On June 7, 2022, Shuto recorded a total of 100 stolen bases in the interleague play against the Hanshin Tigers. He also hit his first walk-off home run on June 18 against the Tohoku Rakuten Golden Eagles and his first lead-off home run on August 4 against the Hokkaido Nippon-Ham Fighters. In 2022 season, he finished the regular season with a .267 batting average, five home runs, a 15 RBI, and a 22 stolen bases in 80 games.

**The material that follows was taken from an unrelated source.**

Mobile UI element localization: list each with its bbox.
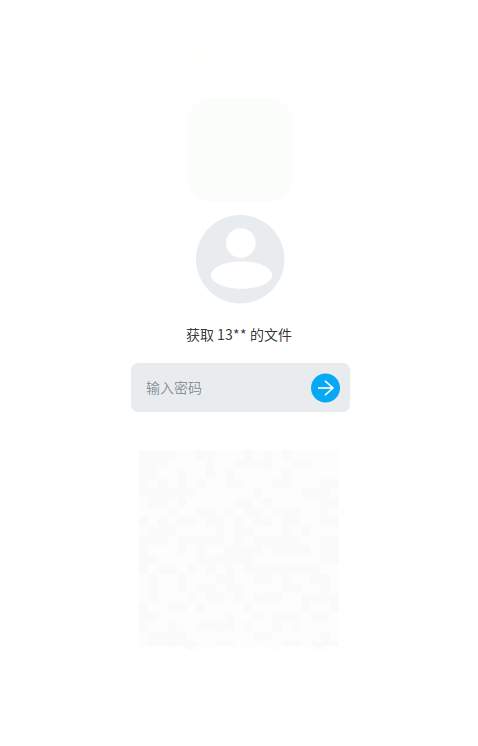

On April 11, 2023, Shuto recorded a three stolen bases in a game against the Hokkaido Nippon-Ham Fighters. He also recorded a total of 150 stolen bases in the against the Orix Buffaloes on September 23, 2023. Shuto played 114 games, and finished the season with a .241 batting average, a 2 home runs, a 36 stolen bases, and a 17 RBIs.

His 36 stolen bases are tied with Hiroto Kobukata for the top record in the Pacific League, and he was honored with the Pacific League Stolen bases Leader Award at NPB AWARD 2023 for the first time since the 2020 season.

== International career ==
On October 3, 2018, despite being a developmental player, he was selected as the Japan national baseball team for the 2018 U-23 Baseball World Cup because of his speed and defense.

On October 1, 2019, unusual case, Shuto was evaluated for base-running technique as a pinch runner and was selected as the Japan national baseball top team for the 2019 WBSC Premier12 tournament. He led the tournament with four stolen bases.

Shuto was called up to the Japan national baseball team for the Samurai Japan Series 2022 and recorded a stolen base against the Australia on November 10, 2022.

Shuto joined Samurai Japan for the 2023 World Baseball Classic, where he is remembered for scoring the winning run on a walk off double by Munetaka Murakami in the semifinals against Mexico. He was pinch running for Masataka Yoshida, who drew a walk the previous at-bat. He ran from first to home in 10.28 seconds, maxing at 30.4 feet per second.